Sur la demande en nullité de la cession du véhicule .

Aux termes de l’article 1178 du code civil, un contrat qui ne remplit pas les conditions requises pour sa validité est nul. La nullité doit être prononcée par le juge, à moins que les parties ne la constatent d’un commun accord.

Le contrat annulé est censé n’avoir jamais existé.

Les prestations exécutées donnent lieu à restitution dans les conditions prévues aux articles 1352 à 1352-9 .

Indépendamment de l’annulation du contrat, la partie lésée peut demander réparation du dommage subi dans les conditions du droit commun de la responsabilité extra-contractuelle.

Pour rapporter la preuve de l’invalidité de l’acte de cession du véhicule litigieux, la Sarl Sud Motors qui expose que la cession a été opérée par M. [J] [O] qui ne la représente pas, n’étant que l’époux de l’ancienne cogérante de la société, produit les statuts constitutifs de la société du 3 janvier 2019, contenant les signatures de ses associés et gérant, dont elle expose qu’elles sont manifestement différentes de celle figurant sur l’acte de cession litigieux qu’elle impute à M. [J] [O]. Il n’est en tout état de cause pas discuté que l’acte a été passé avec cette personne.

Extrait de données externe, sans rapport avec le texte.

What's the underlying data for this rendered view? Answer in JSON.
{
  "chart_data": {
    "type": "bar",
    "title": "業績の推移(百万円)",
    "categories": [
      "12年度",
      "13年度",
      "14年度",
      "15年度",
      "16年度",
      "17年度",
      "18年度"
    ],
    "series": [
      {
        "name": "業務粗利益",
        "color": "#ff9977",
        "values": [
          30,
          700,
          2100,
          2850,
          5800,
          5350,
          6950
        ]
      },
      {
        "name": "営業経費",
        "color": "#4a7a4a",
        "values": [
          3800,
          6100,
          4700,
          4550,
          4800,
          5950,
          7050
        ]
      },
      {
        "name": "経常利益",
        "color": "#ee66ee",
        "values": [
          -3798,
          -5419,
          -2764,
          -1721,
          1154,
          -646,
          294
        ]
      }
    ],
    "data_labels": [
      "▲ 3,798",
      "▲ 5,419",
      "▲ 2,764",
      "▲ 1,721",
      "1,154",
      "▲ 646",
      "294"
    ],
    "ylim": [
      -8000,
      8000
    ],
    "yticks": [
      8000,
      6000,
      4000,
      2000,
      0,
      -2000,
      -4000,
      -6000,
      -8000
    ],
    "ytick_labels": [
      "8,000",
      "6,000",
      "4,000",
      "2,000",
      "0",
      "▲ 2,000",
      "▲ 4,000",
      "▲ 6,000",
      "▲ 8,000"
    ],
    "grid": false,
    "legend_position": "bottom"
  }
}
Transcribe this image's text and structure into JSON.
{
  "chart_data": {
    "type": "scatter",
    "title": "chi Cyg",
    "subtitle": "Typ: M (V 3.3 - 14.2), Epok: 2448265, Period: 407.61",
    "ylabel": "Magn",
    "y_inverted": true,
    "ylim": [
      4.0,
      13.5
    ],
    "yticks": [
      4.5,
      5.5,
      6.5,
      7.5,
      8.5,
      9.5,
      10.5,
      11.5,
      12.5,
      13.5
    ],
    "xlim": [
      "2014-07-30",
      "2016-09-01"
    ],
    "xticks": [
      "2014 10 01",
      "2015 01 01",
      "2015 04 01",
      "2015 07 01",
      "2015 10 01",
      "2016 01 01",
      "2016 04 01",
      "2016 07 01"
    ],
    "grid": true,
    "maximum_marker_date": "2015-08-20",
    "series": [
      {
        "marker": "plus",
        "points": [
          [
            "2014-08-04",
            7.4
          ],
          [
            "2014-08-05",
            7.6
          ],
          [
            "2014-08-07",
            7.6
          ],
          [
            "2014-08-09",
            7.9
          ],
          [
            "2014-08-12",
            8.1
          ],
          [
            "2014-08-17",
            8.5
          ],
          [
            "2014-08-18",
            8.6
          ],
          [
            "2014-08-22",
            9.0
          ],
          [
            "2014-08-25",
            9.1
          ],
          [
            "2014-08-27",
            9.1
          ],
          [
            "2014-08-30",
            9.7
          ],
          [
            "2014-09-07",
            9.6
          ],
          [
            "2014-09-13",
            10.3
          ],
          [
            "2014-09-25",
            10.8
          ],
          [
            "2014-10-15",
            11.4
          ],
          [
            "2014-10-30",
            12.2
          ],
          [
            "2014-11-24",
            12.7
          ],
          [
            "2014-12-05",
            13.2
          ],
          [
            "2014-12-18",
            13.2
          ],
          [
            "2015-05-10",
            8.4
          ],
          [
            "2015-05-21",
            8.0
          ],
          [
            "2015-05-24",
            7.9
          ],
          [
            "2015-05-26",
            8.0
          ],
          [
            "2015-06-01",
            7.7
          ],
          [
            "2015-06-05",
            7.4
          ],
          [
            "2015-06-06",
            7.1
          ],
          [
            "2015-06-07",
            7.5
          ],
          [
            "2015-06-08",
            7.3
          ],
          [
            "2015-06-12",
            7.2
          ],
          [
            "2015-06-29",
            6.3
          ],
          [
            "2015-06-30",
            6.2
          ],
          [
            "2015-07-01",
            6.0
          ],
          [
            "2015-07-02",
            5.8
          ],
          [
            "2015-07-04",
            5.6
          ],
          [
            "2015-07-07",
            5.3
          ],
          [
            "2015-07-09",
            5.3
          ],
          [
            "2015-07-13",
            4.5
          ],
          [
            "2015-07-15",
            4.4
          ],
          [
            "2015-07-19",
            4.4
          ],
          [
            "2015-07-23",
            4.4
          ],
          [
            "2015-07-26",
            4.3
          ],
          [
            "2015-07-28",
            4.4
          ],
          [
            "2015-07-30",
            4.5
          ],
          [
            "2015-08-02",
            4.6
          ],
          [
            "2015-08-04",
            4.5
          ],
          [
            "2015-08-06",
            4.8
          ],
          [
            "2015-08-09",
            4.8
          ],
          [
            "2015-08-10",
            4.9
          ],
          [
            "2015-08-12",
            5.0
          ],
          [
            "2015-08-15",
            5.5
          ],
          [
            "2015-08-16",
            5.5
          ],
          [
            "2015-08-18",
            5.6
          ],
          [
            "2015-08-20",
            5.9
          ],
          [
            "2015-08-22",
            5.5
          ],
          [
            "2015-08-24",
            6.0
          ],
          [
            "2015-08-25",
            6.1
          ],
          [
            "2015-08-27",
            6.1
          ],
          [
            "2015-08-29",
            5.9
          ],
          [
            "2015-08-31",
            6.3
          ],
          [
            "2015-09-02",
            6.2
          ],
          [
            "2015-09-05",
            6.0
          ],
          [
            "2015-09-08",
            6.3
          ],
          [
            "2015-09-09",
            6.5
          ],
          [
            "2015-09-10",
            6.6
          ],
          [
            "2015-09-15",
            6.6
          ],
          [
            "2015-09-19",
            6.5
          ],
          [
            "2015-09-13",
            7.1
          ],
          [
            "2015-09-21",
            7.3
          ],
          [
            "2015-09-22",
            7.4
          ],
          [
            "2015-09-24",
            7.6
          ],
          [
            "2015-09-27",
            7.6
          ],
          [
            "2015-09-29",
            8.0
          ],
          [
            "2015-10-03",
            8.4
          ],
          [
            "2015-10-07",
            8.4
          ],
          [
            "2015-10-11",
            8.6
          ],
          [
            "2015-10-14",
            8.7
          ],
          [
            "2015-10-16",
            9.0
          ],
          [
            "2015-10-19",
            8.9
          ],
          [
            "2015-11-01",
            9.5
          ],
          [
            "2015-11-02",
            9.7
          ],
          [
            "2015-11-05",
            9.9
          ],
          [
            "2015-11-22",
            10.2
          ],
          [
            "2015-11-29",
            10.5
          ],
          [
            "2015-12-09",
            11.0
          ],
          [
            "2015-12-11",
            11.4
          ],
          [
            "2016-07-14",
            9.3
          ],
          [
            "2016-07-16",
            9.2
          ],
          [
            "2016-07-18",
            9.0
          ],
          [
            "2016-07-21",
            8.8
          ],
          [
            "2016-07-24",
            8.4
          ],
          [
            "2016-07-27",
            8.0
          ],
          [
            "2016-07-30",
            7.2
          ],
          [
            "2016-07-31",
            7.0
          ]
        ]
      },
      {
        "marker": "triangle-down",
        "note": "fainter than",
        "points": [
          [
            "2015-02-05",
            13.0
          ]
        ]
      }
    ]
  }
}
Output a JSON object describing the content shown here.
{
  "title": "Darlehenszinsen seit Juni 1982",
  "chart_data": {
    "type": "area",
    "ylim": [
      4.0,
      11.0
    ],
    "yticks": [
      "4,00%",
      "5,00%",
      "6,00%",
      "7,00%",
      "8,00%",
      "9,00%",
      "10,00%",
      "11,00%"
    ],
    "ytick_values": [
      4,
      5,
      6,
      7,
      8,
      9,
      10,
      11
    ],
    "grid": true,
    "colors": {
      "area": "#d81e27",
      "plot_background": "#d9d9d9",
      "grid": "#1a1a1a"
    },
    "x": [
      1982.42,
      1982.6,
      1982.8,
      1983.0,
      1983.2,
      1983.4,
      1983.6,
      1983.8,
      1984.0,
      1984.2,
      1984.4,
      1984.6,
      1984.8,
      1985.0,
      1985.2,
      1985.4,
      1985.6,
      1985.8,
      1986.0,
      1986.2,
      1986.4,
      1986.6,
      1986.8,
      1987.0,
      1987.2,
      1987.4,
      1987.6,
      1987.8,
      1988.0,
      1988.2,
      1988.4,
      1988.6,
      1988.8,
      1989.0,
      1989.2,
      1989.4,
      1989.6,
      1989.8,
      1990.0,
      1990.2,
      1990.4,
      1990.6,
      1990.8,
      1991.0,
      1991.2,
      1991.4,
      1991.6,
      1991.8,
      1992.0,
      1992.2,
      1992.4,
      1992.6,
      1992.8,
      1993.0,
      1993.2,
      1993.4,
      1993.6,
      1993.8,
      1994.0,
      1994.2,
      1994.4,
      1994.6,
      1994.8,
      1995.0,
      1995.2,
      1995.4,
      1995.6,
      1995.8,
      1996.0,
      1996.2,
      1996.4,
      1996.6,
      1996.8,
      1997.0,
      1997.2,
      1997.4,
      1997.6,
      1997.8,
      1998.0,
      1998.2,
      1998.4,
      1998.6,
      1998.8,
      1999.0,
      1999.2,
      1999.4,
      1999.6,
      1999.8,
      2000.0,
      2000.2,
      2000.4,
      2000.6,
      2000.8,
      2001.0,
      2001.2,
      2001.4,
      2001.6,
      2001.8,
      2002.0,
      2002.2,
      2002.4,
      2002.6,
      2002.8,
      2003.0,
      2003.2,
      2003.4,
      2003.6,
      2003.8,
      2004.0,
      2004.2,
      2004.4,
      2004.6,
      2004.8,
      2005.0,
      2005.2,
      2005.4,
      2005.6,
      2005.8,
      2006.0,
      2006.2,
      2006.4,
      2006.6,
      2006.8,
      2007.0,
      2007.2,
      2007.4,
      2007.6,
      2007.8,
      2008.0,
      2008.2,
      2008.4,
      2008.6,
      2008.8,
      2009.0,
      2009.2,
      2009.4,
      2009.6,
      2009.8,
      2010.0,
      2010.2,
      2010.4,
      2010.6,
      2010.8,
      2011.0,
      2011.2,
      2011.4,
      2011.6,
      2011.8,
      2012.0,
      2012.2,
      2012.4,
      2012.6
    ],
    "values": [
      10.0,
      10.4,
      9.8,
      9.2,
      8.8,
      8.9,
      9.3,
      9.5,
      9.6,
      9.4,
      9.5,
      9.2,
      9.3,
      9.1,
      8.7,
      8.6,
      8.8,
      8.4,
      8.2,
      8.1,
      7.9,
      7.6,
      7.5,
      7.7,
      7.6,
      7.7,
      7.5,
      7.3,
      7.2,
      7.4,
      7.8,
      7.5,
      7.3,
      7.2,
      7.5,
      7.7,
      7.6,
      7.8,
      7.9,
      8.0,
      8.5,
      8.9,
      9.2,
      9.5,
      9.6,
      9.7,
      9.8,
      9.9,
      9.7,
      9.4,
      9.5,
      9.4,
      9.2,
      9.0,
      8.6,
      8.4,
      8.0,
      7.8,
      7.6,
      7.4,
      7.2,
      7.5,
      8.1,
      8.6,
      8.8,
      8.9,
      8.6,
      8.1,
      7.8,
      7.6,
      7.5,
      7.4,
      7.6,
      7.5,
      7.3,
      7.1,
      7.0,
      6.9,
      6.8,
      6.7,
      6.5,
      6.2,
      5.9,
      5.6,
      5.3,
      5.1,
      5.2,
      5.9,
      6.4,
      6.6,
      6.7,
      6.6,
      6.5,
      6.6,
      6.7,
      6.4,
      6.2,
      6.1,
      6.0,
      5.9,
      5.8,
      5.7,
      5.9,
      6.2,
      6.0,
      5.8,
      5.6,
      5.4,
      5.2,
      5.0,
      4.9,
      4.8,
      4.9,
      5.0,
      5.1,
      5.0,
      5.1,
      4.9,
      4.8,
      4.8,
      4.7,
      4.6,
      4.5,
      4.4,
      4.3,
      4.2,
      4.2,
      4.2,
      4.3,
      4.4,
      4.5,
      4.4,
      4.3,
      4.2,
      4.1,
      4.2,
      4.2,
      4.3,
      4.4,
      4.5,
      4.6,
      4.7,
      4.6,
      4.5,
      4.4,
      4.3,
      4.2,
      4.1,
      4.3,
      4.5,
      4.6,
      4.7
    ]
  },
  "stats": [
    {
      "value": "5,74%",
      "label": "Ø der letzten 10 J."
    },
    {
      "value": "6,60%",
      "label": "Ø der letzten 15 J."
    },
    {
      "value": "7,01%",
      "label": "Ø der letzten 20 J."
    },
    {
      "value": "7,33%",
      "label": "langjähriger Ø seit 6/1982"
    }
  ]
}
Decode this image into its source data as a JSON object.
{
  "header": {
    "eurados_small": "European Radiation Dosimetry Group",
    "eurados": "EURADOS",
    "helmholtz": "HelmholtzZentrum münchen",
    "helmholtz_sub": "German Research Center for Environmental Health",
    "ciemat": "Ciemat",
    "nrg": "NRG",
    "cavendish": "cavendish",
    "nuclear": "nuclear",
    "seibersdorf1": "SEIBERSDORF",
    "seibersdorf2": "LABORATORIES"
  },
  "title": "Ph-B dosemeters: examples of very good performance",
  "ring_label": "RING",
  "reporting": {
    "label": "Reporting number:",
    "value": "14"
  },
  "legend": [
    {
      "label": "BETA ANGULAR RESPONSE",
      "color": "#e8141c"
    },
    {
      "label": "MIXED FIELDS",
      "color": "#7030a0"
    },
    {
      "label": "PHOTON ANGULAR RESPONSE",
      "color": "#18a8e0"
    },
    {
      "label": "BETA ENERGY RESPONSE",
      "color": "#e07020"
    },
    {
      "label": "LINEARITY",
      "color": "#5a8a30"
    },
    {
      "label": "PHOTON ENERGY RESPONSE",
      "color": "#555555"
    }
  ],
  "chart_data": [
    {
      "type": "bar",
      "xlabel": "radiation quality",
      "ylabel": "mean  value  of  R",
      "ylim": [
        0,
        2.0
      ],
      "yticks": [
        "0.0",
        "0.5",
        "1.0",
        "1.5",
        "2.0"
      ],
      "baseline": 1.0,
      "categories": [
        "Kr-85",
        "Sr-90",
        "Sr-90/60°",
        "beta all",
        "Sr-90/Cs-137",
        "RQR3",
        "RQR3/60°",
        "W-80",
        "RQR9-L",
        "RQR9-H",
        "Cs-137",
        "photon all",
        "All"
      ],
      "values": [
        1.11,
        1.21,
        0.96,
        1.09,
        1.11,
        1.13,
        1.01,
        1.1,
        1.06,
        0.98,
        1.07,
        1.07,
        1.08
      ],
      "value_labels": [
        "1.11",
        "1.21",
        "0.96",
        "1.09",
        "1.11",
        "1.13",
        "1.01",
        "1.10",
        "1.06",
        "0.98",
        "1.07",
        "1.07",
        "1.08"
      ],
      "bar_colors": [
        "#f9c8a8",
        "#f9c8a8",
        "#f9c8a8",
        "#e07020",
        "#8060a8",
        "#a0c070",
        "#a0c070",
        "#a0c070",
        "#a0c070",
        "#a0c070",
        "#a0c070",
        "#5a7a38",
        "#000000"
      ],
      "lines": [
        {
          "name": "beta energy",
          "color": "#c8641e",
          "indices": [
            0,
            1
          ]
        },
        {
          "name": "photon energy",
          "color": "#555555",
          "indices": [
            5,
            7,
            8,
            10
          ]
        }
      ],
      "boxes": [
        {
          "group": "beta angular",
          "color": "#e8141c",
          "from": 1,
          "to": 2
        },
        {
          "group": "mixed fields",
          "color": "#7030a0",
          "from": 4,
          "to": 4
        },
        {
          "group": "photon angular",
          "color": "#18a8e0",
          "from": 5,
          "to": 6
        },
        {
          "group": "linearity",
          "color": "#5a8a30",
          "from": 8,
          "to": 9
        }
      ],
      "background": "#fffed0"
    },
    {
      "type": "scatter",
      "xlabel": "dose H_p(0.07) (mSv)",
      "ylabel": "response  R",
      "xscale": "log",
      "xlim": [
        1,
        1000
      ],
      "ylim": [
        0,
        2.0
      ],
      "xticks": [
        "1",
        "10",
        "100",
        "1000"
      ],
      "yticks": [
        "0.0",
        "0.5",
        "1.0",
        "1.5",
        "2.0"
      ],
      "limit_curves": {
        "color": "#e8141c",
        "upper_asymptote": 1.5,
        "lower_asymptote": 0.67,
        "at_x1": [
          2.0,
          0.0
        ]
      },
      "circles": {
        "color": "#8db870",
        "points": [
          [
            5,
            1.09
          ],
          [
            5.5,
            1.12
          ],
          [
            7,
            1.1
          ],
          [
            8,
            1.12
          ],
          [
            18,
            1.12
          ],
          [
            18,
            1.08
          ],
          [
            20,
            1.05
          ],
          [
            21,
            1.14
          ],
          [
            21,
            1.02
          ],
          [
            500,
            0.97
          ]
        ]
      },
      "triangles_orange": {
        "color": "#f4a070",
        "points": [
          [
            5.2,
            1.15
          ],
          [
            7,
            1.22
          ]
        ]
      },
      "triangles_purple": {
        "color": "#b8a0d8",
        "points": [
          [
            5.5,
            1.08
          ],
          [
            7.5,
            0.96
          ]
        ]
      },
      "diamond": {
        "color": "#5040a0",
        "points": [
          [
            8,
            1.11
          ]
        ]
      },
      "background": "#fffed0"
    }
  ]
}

Comme relevé par le premier juge, la Sarl Sud Motors ne produit pas aux débats d’extrait K Bis de la société à la date de la cession, de sorte qu’il n’est pas établi qu’à la date du 3 juillet 2019, M. [J] [O] n’était pas habilité à la représenter, ce d’autant qu’il a été en mesure de remettre à M. [N] [F] l’original du contrôle technique, le certificat d’immatriculation et les clés du véhicule.

Ainsi, faute d’établir que la personne ayant procédé à cette cession n’avait pas qualité pour ce faire au nom de la Sarl Sud Motors, il convient de confirmer le jugement en ce qu’il a débouté cette société de sa demande tendant au prononcé de la nullité de la cession ou de son inopposabilité.

Sur la demande en résolution de la vente

Aux termes de l’article 1224 du code civil, la résolution résulte soit de l’application d’une clause résolutoire soit, en cas d’inexécution suffisamment grave, d’une notification du créancier au débiteur ou d’une décision de justice.

L’article 1353 du même code dispose que celui qui réclame l’exécution d’une obligation doit la prouver.

Réciproquement, celui qui se prétend libéré doit justifier le paiement ou le fait qui a produit l’extinction de son obligation.

La demande de résolution étant fondée sur le défaut de paiement du véhicule acquis, et M. [N] [F] revendiquant s’être acquitté du prix, il appartient à ce dernier de rapporter la preuve dudit paiement.

Pour ce faire, celui-ci produit aux débats un duplicata de facture comportant la mention 'Acquittée', ainsi qu’une attestation dont la régularité et la sincérité ne sont pas discutées, de Mme [Z] épouse [O], indiquant avoir établi ce duplicata de facture pour la somme de 15 000 euros à M. [N] [F].

Cette attestation, ainsi que la remise de l’ensemble des pièces administratives du véhicule, suffisent à rapporter la preuve du paiement du véhicule et ainsi, de l’exécution de son obligation par l’acquéreur.

Il convient donc d’infirmer le jugement en ce qu’il a ordonné la résolution de la vente et de débouter la Sarl Sud Motors de l’ensemble de ses demandes.

Sur les frais du procès

Les dispositions du jugement, relatives aux dépens et aux frais irrépétibles, sont infirmées.

Succombant, la Sarl Sud Motors sera condamnée aux entiers dépens de l’instance.

Elle sera par ailleurs condamnée à régler la somme de 3 000 euros à M. [N] [F] en application des dispositions de l’article 700 du code de procédure civile et corrélativement sera débouté de sa demande à ce titre.

PAR CES MOTIFS

La cour,

Confirme le jugement déféré en ce qu’il a débouté la Sarl Sud Motors de sa demande en nullité de la vente ;

L’infirme pour le surplus des dispositions soumises à la cour ;

Statuant à nouveau,

Déboute la Sarl Sud Motors de sa demande en résolution de la vente ;

Y ajoutant,

Condamne la Sarl Sud Motors aux entiers dépens d’appel et accorde aux avocats qui en ont fait la demande, le bénéfice de l’article 699 du code de procédure civile ;

Condamne la Sarl Sud Motors à régler à M. [N] [F] la somme de 3 000 euros en application des dispositions de l’article 700 du code de procédure civile ;

Déboute la Sarl Sud Motors de sa demande fondée sur les dispositions de l’article 700 du code de procédure civile.